Le carburant va-t-il baisser ? Le Trésor approuve une réduction de 50 agorot
Le conseiller juridique du ministère des Finances a sollicité le bureau de la conseillère juridique du gouvernement pour approuver une réduction de la taxe d'accise sur l'essence jusqu'au 31 octobre 2026, après que le prix du carburant a atteint un record de 8,25 shekels. La demande est soumise pendant une période électorale, où le gouvernement agit en tant que gouvernement de transition tenu à la retenue dans l'exercice de ses pouvoirs.

Le conseiller juridique du ministère des Finances, Me Dudi Kopel, a sollicité la conseillère juridique adjointe du gouvernement, Me Avital Sompolinsky, pour approuver une réduction temporaire de la taxe d'accise sur le carburant pendant la période électorale, malgré l'opposition des services professionnels du ministère. Selon la demande, la réduction proposée réduirait le prix de l'essence pour le consommateur de 50 agorot par litre jusqu'au 31 octobre 2026, parallèlement à une modification similaire qui s'appliquerait à l'essence importée.
Le contexte de cette proposition est la forte hausse des prix de l'essence au cours des huit derniers mois, principalement à la suite de la guerre avec l'Iran, de la fermeture du détroit d'Ormuz et de la hausse des prix du gaz naturel en Europe. Le prix réglementé de l'essence, qui était de 6,85 shekels par litre en janvier, a progressivement augmenté pour atteindre 8,25 shekels par litre en septembre 2026, un record historique. La réduction ne s'appliquera qu'à l'essence, dont le prix est réglementé, et non au diesel ou au GPL, dont les prix ne sont pas réglementés.

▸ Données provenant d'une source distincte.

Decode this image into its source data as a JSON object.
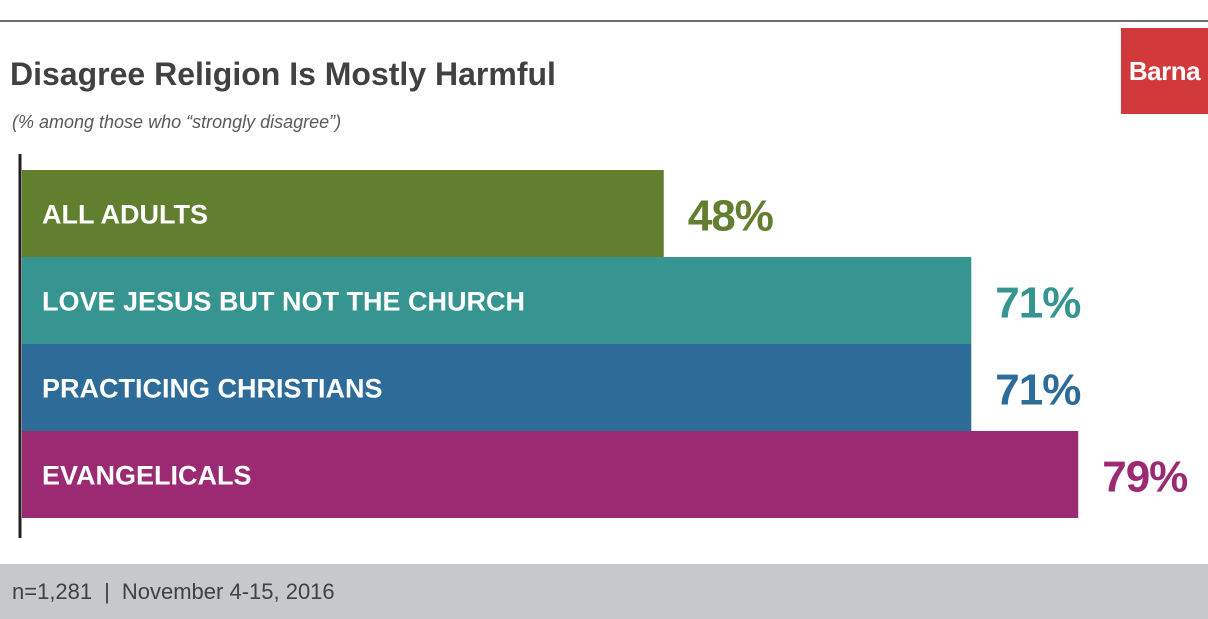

Le coût de cette mesure pour l'État est estimé à environ 155 millions de shekels par mois, soit un total d'environ 310 millions de shekels. Le financement proviendra d'un solde créé par la mise en œuvre partielle de l'augmentation de l'exonération fiscale sur les importations personnelles. La position unifiée de la division de l'économiste en chef, de l'administration fiscale et du département du budget du ministère des Finances est qu'il ne faut pas intervenir sur les prix du carburant par le biais de la taxe d'accise, notamment parce que la mesure augmentera le déficit en période de défi budgétaire lié à la guerre, et pourrait conduire à des demandes d'approfondissement de la réduction ultérieurement.
La demande est soumise dans le contexte de la période électorale qui a débuté le 18 juillet 2026, après que la Knesset a approuvé un amendement à la loi sur le financement des partis et est partie en vacances électorales. Selon les directives de la conseillère juridique du gouvernement, il a été établi que le gouvernement actuel agit en tant que gouvernement de transition, tenu à la retenue dans l'exercice de ses pouvoirs pour les questions qui ne sont pas urgentes ou nécessaires.
« Il s'agit d'une mesure urgente en raison du niveau élevé des prix, et elle est limitée en portée et en durée par rapport à la réduction de la taxe d'accise effectuée pendant la période électorale de 2022 », soutient Me Kopel dans sa demande.
Cependant, la demande note également la crainte que la mesure puisse être perçue comme motivée par des considérations politiques à l'approche des élections, et que le travail professionnel sur le sujet n'a commencé qu'au cours de la période électorale elle-même. Malgré cela, la position de Me Kopel est que les difficultés juridiques ne constituent pas un empêchement, et qu'il est possible de faire avancer l'ordonnance modificative et l'ordonnance douanière qui l'accompagne à ce stade.